From the legendary Seabiscuit, to this year's upset winner of the Kentucky Derby, Giacomo, people the world over love the underdog - or rather, horse, in this case. The come-from-behind winners, and horses that have battled the odds to achieve the seemingly impossible have always been the ones that capture our imagination ... and our hearts.
John Gatins, the writer/director of "Dreamer: Inspired by a True Story," knew that, having spent most of his life steeped in the world of horses and horseracing. "When I was growing up, we lived near the Roosevelt Horse Farms in upstate New York," he recalls. "I used to see the horses on the way to school. Then my brother George went to work on a horse farm just down the street from us, and I would spend hours watching him work with the horses. I was only ten when I went to the racetrack for the first time. I always tell people it was a very long research process with this movie, because I have been a big horseracing fan for many years."
Gatins continues, "The way the New York papers described the horses—they gave them personalities; the horses came alive as actual characters. I thought it would be great to make a movie about those characters. I started going to the racetrack and following them like athletes, watching their careers as they started going for the big races, the classics. These horses are bred to race, they are bred to be super athletes, but some horses just have more heart and drive."
Gatins knew having that kind of heart and drive sometimes means more than just winning races. He wanted to write a screenplay about a horse who overcame the odds, so he started researching stories of horses who came back from what should have been career-ending—if not life-ending—injuries. It was then that he came across the story of one remarkable mare named Mariah's Storm.
A promising filly, Mariah's Storm was quickly building points towards a bid in the 1993 Breeder's Cup—in which she would have been one of the favorites—when she suddenly fractured a left front cannon bone in the Alcibiades Stakes. An injury that severe could have ended her career, but her owners and trainers did not lose faith. The fracture eventually healed, but the question of whether or not she would ever race again remained.
The question was soon answered. In September 1993, before her injury, Mariah's Storm had won the Arlington Washington Lassie, a Grade II stakes race for two-year-old fillies. After her recovery, in August 1994, she came back to win the Arlington Heights Oaks, a Grade III stakes race for three-year-old fillies. In September of the following year, she again confounded prognosticators by winning the Arlington Matron Handicap, a Grade III stakes race for three-year-old and older females, making her the only horse ever to win all three stakes races for her age class at Arlington. Her achievement was so unprecedented that there is now a race at Arlington Park named for her: the Mariah's Storm Stakes. In 1995, Mariah's Storm also won the 1995 Turfway Breeder's Cup, upsetting the favorite, Serena's Song.
Perhaps the most telling sign of Mariah's Storm's original promise has come in her progeny.

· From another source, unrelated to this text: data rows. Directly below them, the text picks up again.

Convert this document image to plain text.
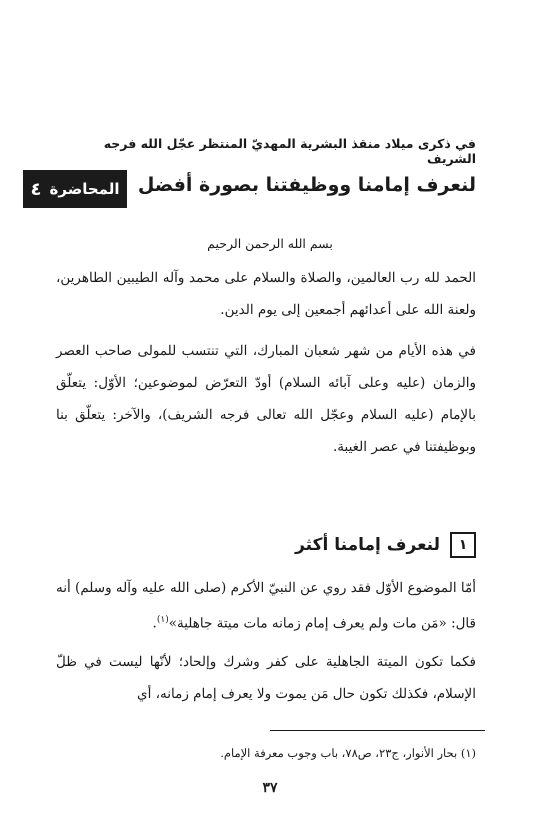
في ذكرى ميلاد منقذ البشرية المهديّ المنتظر عجّل الله فرجه الشريف
المحاضرة
٤	لنعرف إمامنا ووظيفتنا بصورة أفضل
بسم الله الرحمن الرحيم
الحمد لله رب العالمين، والصلاة والسلام على محمد وآله الطيبين الطاهرين، ولعنة الله على أعدائهم أجمعين إلى يوم الدين.
في هذه الأيام من شهر شعبان المبارك، التي تنتسب للمولى صاحب العصر والزمان (عليه وعلى آبائه السلام) أودّ التعرّض لموضوعين؛ الأوّل: يتعلّق بالإمام (عليه السلام وعجّل الله تعالى فرجه الشريف)، والآخر: يتعلّق بنا وبوظيفتنا في عصر الغيبة.
١
لنعرف إمامنا أكثر
أمّا الموضوع الأوّل فقد روي عن النبيّ الأكرم (صلى الله عليه وآله وسلم) أنه قال: «مَن مات ولم يعرف إمام زمانه مات ميتة جاهلية»$^{(١)}$.
فكما تكون الميتة الجاهلية على كفر وشرك وإلحاد؛ لأنّها ليست في ظلّ الإسلام، فكذلك تكون حال مَن يموت ولا يعرف إمام زمانه، أي
(١) بحار الأنوار، ج٢٣، ص٧٨، باب وجوب معرفة الإمام.
٣٧
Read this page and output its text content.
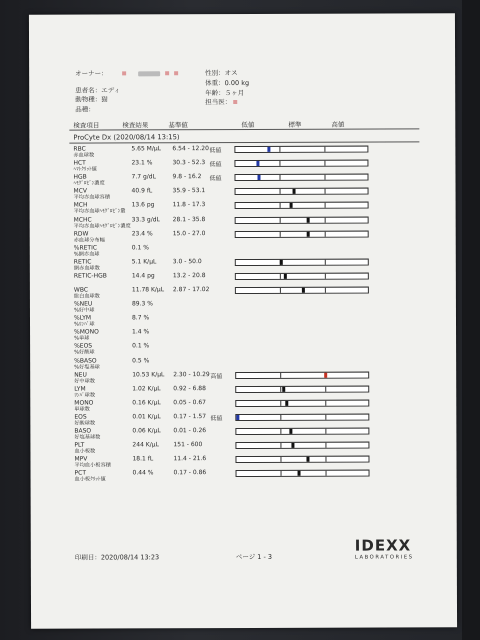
オーナー：	性別：オス
体重：0.00 kg
患者名：エディ	年齢：５ヶ月
動物種：猫	担当医：
品種：
検査項目	検査結果	基準値	低値	標準	高値
ProCyte Dx (2020/08/14 13:15)
RBC
赤血球数
5.65 M/μL 6.54 - 12.20 低値
HCT
ﾍﾏﾄｸﾘｯﾄ値
23.1 %	30.3 - 52.3 低値
HGB
ﾍﾓｸﾞﾛﾋﾞﾝ濃度
7.7 g/dL	9.8 - 16.2 低値
MCV
平均赤血球容積
40.9 fL	35.9 - 53.1
MCH
平均赤血球ﾍﾓｸﾞﾛﾋﾞﾝ量
13.6 pg	11.8 - 17.3
MCHC
平均赤血球ﾍﾓｸﾞﾛﾋﾞﾝ濃度
33.3 g/dL 28.1 - 35.8
RDW
赤血球分布幅
23.4 %	15.0 - 27.0
%RETIC
%網赤血球
0.1 %
RETIC
網赤血球数
5.1 K/μL	3.0 - 50.0
RETIC-HGB	14.4 pg	13.2 - 20.8
WBC
総白血球数
11.78 K/μL 2.87 - 17.02
%NEU
%好中球
89.3 %
%LYM
%ﾘﾝﾊﾟ球
8.7 %
%MONO
%単球
1.4 %
%EOS
%好酸球
0.1 %
%BASO
%好塩基球
0.5 %
NEU
好中球数
10.53 K/μL 2.30 - 10.29 高値
LYM
ﾘﾝﾊﾟ球数
1.02 K/μL 0.92 - 6.88
MONO
単球数
0.16 K/μL 0.05 - 0.67
EOS
好酸球数
0.01 K/μL 0.17 - 1.57 低値
BASO
好塩基球数
0.06 K/μL 0.01 - 0.26
PLT
血小板数
244 K/μL 151 - 600
MPV
平均血小板容積
18.1 fL	11.4 - 21.6
PCT
血小板ｸﾘｯﾄ値
0.44 %	0.17 - 0.86
印刷日：2020/08/14 13:23	ページ 1 - 3
IDEXX
LABORATORIES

She is the dam to several racing champions, the most notable of which is Giant's Causeway, the 2000 Horse of the Year and the sire of Noble Causeway, who most recently raced in the 2005 Kentucky Derby.
Other than her injury and recovery, the life and career of Mariah's Storm bears little resemblance to that of the horse at the center of John Gatins' fictional screenplay. However, Gatins was so impressed by her courage and determination—and her legacy—that Mariah's Storm became the main inspiration for his script about an injured horse named Sonador and the father and daughter (played by Kurt Russell and Dakota Fanning) whose unwavering faith gave her another chance to race for glory in "Dreamer: Inspired by a True Story."